The corporation today also said it intends to "create a dynamic underlying architecture and a new identity, rating and recommendation system" to "form the basis of personalisation on all platforms".
The plans are laid out in the BBC's latest Statement of Programme Policy, published today, but could be limited by BBC Trust moves to control spending on internet projects.
Under the banner of its BBCi interactive service, the BBC wants to "explore the use of Internet Protocol to enhance the quality and impact of interactive television content".
The corporation is taking a leading role in work to allow interactive TV applications to connect to the internet via Ethernet. Specifically, it is keen to make iPlayer on-demand content accessible on more television screens.
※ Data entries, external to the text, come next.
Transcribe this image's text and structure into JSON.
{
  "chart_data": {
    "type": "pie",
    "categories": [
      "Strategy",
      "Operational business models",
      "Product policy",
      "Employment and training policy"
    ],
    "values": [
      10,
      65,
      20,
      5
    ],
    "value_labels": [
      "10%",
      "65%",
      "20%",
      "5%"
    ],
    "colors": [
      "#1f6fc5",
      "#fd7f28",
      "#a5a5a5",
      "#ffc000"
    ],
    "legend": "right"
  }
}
This is likely to begin with interactive services for Freesat equipment.
On a related but potentially more far-reaching note, another priority is to "establish a single set of IPTV standards to publish content in a cost-effective manner to this emerging platform".
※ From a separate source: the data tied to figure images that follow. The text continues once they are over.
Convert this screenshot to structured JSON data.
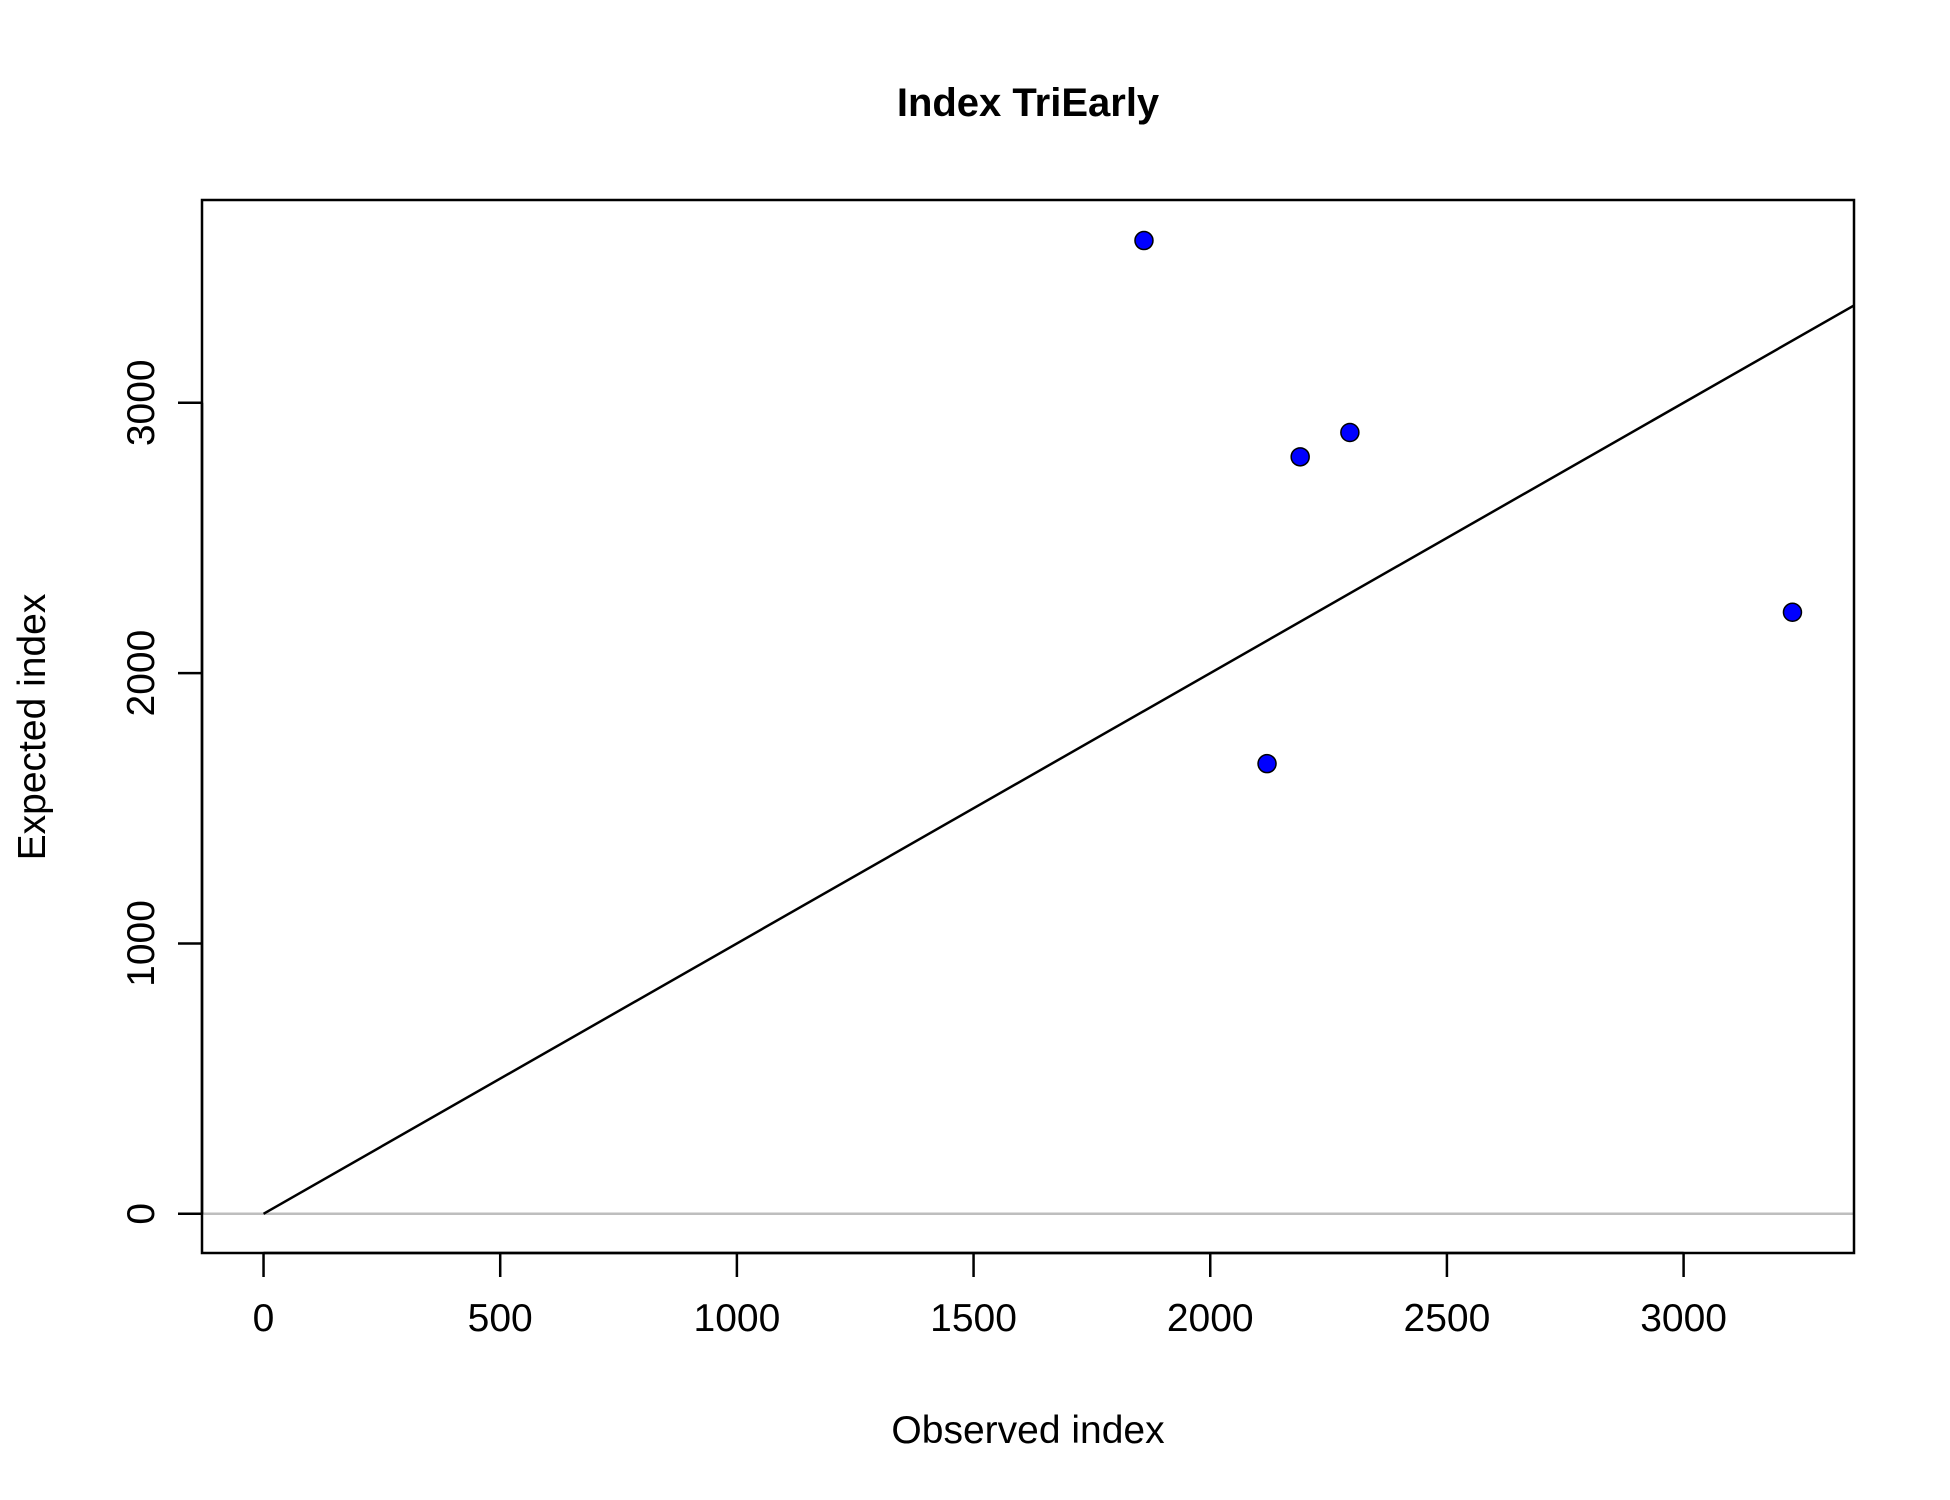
{
  "chart_data": {
    "type": "scatter",
    "title": "Index TriEarly",
    "xlabel": "Observed index",
    "ylabel": "Expected index",
    "xlim": [
      -130,
      3360
    ],
    "ylim": [
      -145,
      3750
    ],
    "x_ticks": [
      0,
      500,
      1000,
      1500,
      2000,
      2500,
      3000
    ],
    "y_ticks": [
      0,
      1000,
      2000,
      3000
    ],
    "x_tick_labels": [
      "0",
      "500",
      "1000",
      "1500",
      "2000",
      "2500",
      "3000"
    ],
    "y_tick_labels": [
      "0",
      "1000",
      "2000",
      "3000"
    ],
    "points": [
      {
        "x": 1860,
        "y": 3600
      },
      {
        "x": 2190,
        "y": 2800
      },
      {
        "x": 2295,
        "y": 2890
      },
      {
        "x": 2120,
        "y": 1665
      },
      {
        "x": 3230,
        "y": 2225
      }
    ],
    "reference_line": {
      "type": "identity",
      "from": 0
    },
    "hline": {
      "y": 0,
      "color": "#bebebe"
    },
    "point_color": "#0000ff",
    "grid": false
  }
}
The BBC's statement said it also wants to allow "audiences to ‘tear off’ BBC content and embed it in other websites" and increase video and audio content available on mobile devices.
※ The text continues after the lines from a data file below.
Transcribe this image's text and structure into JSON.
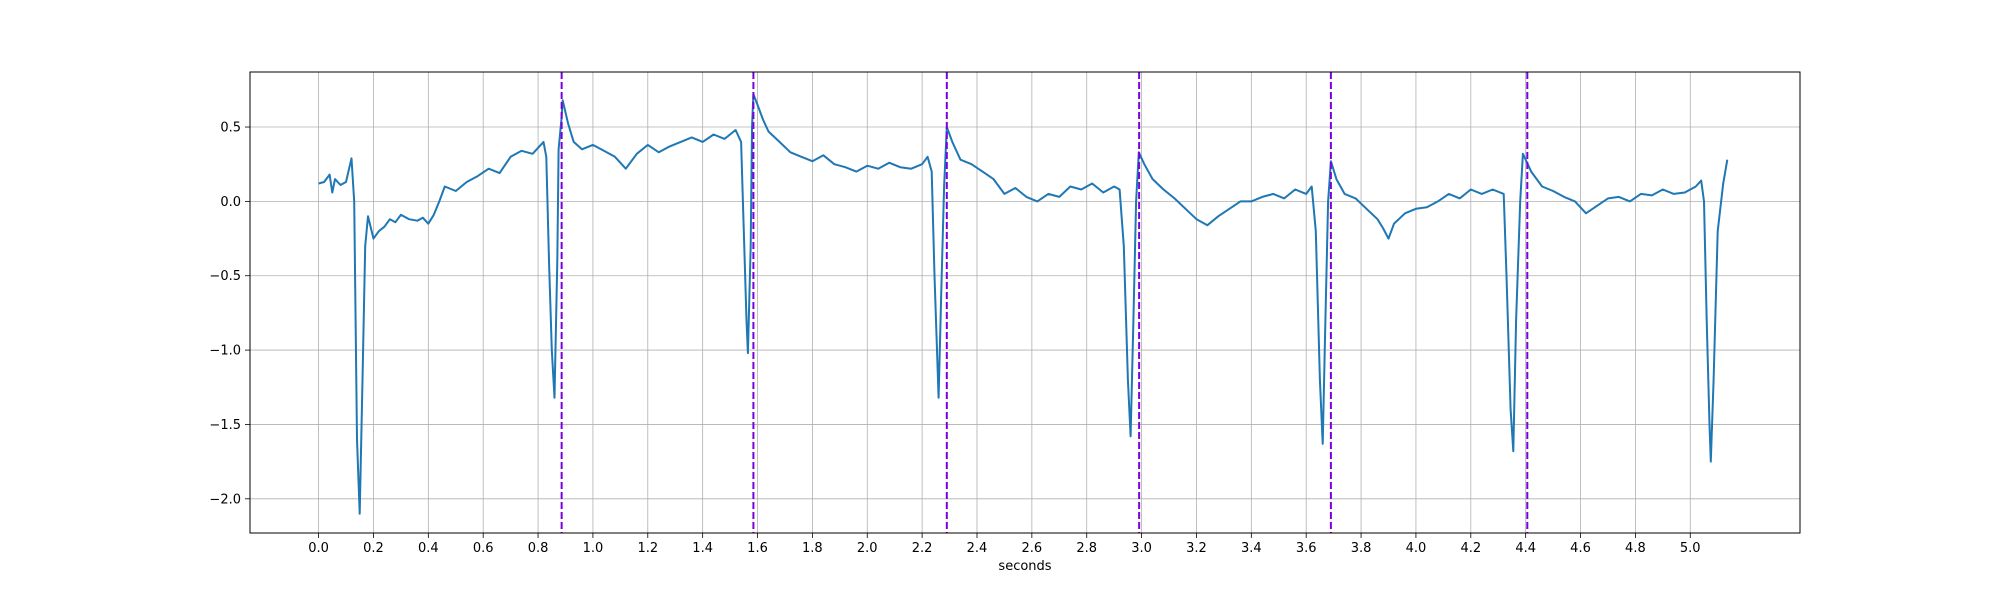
{
  "chart_data": {
    "type": "line",
    "title": "",
    "xlabel": "seconds",
    "ylabel": "",
    "xlim": [
      -0.25,
      5.4
    ],
    "ylim": [
      -2.23,
      0.87
    ],
    "grid": true,
    "xticks": [
      0.0,
      0.2,
      0.4,
      0.6,
      0.8,
      1.0,
      1.2,
      1.4,
      1.6,
      1.8,
      2.0,
      2.2,
      2.4,
      2.6,
      2.8,
      3.0,
      3.2,
      3.4,
      3.6,
      3.8,
      4.0,
      4.2,
      4.4,
      4.6,
      4.8,
      5.0
    ],
    "xtick_labels": [
      "0.0",
      "0.2",
      "0.4",
      "0.6",
      "0.8",
      "1.0",
      "1.2",
      "1.4",
      "1.6",
      "1.8",
      "2.0",
      "2.2",
      "2.4",
      "2.6",
      "2.8",
      "3.0",
      "3.2",
      "3.4",
      "3.6",
      "3.8",
      "4.0",
      "4.2",
      "4.4",
      "4.6",
      "4.8",
      "5.0"
    ],
    "yticks": [
      0.5,
      0.0,
      -0.5,
      -1.0,
      -1.5,
      -2.0
    ],
    "ytick_labels": [
      "0.5",
      "0.0",
      "−0.5",
      "−1.0",
      "−1.5",
      "−2.0"
    ],
    "series": [
      {
        "color": "#1f77b4",
        "points": [
          [
            0.0,
            0.12
          ],
          [
            0.02,
            0.13
          ],
          [
            0.04,
            0.18
          ],
          [
            0.05,
            0.06
          ],
          [
            0.06,
            0.15
          ],
          [
            0.08,
            0.11
          ],
          [
            0.1,
            0.13
          ],
          [
            0.12,
            0.29
          ],
          [
            0.13,
            0.0
          ],
          [
            0.14,
            -1.6
          ],
          [
            0.15,
            -2.1
          ],
          [
            0.16,
            -1.2
          ],
          [
            0.17,
            -0.3
          ],
          [
            0.18,
            -0.1
          ],
          [
            0.2,
            -0.25
          ],
          [
            0.22,
            -0.2
          ],
          [
            0.24,
            -0.17
          ],
          [
            0.26,
            -0.12
          ],
          [
            0.28,
            -0.14
          ],
          [
            0.3,
            -0.09
          ],
          [
            0.33,
            -0.12
          ],
          [
            0.36,
            -0.13
          ],
          [
            0.38,
            -0.11
          ],
          [
            0.4,
            -0.15
          ],
          [
            0.42,
            -0.09
          ],
          [
            0.44,
            0.0
          ],
          [
            0.46,
            0.1
          ],
          [
            0.5,
            0.07
          ],
          [
            0.54,
            0.13
          ],
          [
            0.58,
            0.17
          ],
          [
            0.62,
            0.22
          ],
          [
            0.66,
            0.19
          ],
          [
            0.7,
            0.3
          ],
          [
            0.74,
            0.34
          ],
          [
            0.78,
            0.32
          ],
          [
            0.8,
            0.36
          ],
          [
            0.82,
            0.4
          ],
          [
            0.83,
            0.3
          ],
          [
            0.84,
            -0.4
          ],
          [
            0.85,
            -1.0
          ],
          [
            0.86,
            -1.32
          ],
          [
            0.87,
            -0.4
          ],
          [
            0.875,
            0.35
          ],
          [
            0.885,
            0.55
          ],
          [
            0.89,
            0.68
          ],
          [
            0.91,
            0.52
          ],
          [
            0.93,
            0.4
          ],
          [
            0.96,
            0.35
          ],
          [
            1.0,
            0.38
          ],
          [
            1.04,
            0.34
          ],
          [
            1.08,
            0.3
          ],
          [
            1.12,
            0.22
          ],
          [
            1.16,
            0.32
          ],
          [
            1.2,
            0.38
          ],
          [
            1.24,
            0.33
          ],
          [
            1.28,
            0.37
          ],
          [
            1.32,
            0.4
          ],
          [
            1.36,
            0.43
          ],
          [
            1.4,
            0.4
          ],
          [
            1.44,
            0.45
          ],
          [
            1.48,
            0.42
          ],
          [
            1.52,
            0.48
          ],
          [
            1.54,
            0.4
          ],
          [
            1.55,
            -0.2
          ],
          [
            1.56,
            -0.8
          ],
          [
            1.565,
            -1.02
          ],
          [
            1.575,
            -0.3
          ],
          [
            1.58,
            0.5
          ],
          [
            1.585,
            0.72
          ],
          [
            1.6,
            0.65
          ],
          [
            1.62,
            0.55
          ],
          [
            1.64,
            0.47
          ],
          [
            1.68,
            0.4
          ],
          [
            1.72,
            0.33
          ],
          [
            1.76,
            0.3
          ],
          [
            1.8,
            0.27
          ],
          [
            1.84,
            0.31
          ],
          [
            1.88,
            0.25
          ],
          [
            1.92,
            0.23
          ],
          [
            1.96,
            0.2
          ],
          [
            2.0,
            0.24
          ],
          [
            2.04,
            0.22
          ],
          [
            2.08,
            0.26
          ],
          [
            2.12,
            0.23
          ],
          [
            2.16,
            0.22
          ],
          [
            2.2,
            0.25
          ],
          [
            2.22,
            0.3
          ],
          [
            2.235,
            0.2
          ],
          [
            2.245,
            -0.5
          ],
          [
            2.26,
            -1.32
          ],
          [
            2.27,
            -0.6
          ],
          [
            2.28,
            0.1
          ],
          [
            2.29,
            0.5
          ],
          [
            2.31,
            0.4
          ],
          [
            2.34,
            0.28
          ],
          [
            2.38,
            0.25
          ],
          [
            2.42,
            0.2
          ],
          [
            2.46,
            0.15
          ],
          [
            2.5,
            0.05
          ],
          [
            2.54,
            0.09
          ],
          [
            2.58,
            0.03
          ],
          [
            2.62,
            0.0
          ],
          [
            2.66,
            0.05
          ],
          [
            2.7,
            0.03
          ],
          [
            2.74,
            0.1
          ],
          [
            2.78,
            0.08
          ],
          [
            2.82,
            0.12
          ],
          [
            2.86,
            0.06
          ],
          [
            2.9,
            0.1
          ],
          [
            2.92,
            0.08
          ],
          [
            2.935,
            -0.3
          ],
          [
            2.95,
            -1.2
          ],
          [
            2.96,
            -1.58
          ],
          [
            2.97,
            -0.8
          ],
          [
            2.98,
            0.0
          ],
          [
            2.99,
            0.33
          ],
          [
            3.01,
            0.25
          ],
          [
            3.04,
            0.15
          ],
          [
            3.08,
            0.08
          ],
          [
            3.12,
            0.02
          ],
          [
            3.16,
            -0.05
          ],
          [
            3.2,
            -0.12
          ],
          [
            3.24,
            -0.16
          ],
          [
            3.28,
            -0.1
          ],
          [
            3.32,
            -0.05
          ],
          [
            3.36,
            0.0
          ],
          [
            3.4,
            0.0
          ],
          [
            3.44,
            0.03
          ],
          [
            3.48,
            0.05
          ],
          [
            3.52,
            0.02
          ],
          [
            3.56,
            0.08
          ],
          [
            3.6,
            0.05
          ],
          [
            3.62,
            0.1
          ],
          [
            3.635,
            -0.2
          ],
          [
            3.65,
            -1.2
          ],
          [
            3.66,
            -1.63
          ],
          [
            3.67,
            -0.8
          ],
          [
            3.68,
            0.0
          ],
          [
            3.69,
            0.27
          ],
          [
            3.71,
            0.15
          ],
          [
            3.74,
            0.05
          ],
          [
            3.78,
            0.02
          ],
          [
            3.82,
            -0.05
          ],
          [
            3.86,
            -0.12
          ],
          [
            3.88,
            -0.18
          ],
          [
            3.9,
            -0.25
          ],
          [
            3.92,
            -0.15
          ],
          [
            3.96,
            -0.08
          ],
          [
            4.0,
            -0.05
          ],
          [
            4.04,
            -0.04
          ],
          [
            4.08,
            0.0
          ],
          [
            4.12,
            0.05
          ],
          [
            4.16,
            0.02
          ],
          [
            4.2,
            0.08
          ],
          [
            4.24,
            0.05
          ],
          [
            4.28,
            0.08
          ],
          [
            4.32,
            0.05
          ],
          [
            4.33,
            -0.5
          ],
          [
            4.345,
            -1.4
          ],
          [
            4.355,
            -1.68
          ],
          [
            4.365,
            -0.8
          ],
          [
            4.38,
            0.0
          ],
          [
            4.39,
            0.32
          ],
          [
            4.42,
            0.2
          ],
          [
            4.46,
            0.1
          ],
          [
            4.5,
            0.07
          ],
          [
            4.54,
            0.03
          ],
          [
            4.58,
            0.0
          ],
          [
            4.62,
            -0.08
          ],
          [
            4.66,
            -0.03
          ],
          [
            4.7,
            0.02
          ],
          [
            4.74,
            0.03
          ],
          [
            4.78,
            0.0
          ],
          [
            4.82,
            0.05
          ],
          [
            4.86,
            0.04
          ],
          [
            4.9,
            0.08
          ],
          [
            4.94,
            0.05
          ],
          [
            4.98,
            0.06
          ],
          [
            5.02,
            0.1
          ],
          [
            5.04,
            0.14
          ],
          [
            5.05,
            0.0
          ],
          [
            5.06,
            -0.8
          ],
          [
            5.07,
            -1.5
          ],
          [
            5.075,
            -1.75
          ],
          [
            5.085,
            -1.2
          ],
          [
            5.1,
            -0.2
          ],
          [
            5.12,
            0.12
          ],
          [
            5.135,
            0.28
          ]
        ]
      }
    ],
    "vlines": {
      "x": [
        0.886,
        1.585,
        2.29,
        2.991,
        3.69,
        4.406
      ],
      "color": "#7b00e0",
      "style": "dashed"
    }
  }
}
Recognising concerns published last week by the BBC Trust, the corporation said: "[BBC.co.uk] should act as a starting point on the internet from which users can develop their use of the medium and provide a trusted guide to the wider internet. BBC.co.uk should, at all times, balance the potential for creating public value against the risk of negative market impact."
The BBC acknowledged its online plans were now "subject to Trust approval" and said they were "designed to address the priorities identified by the BBC Trust, futureproof the delivery of the purposes, and address perceived gaps in delivery".
The Trust has put spending for the website on hold until BBC executives come up with new management and development plans.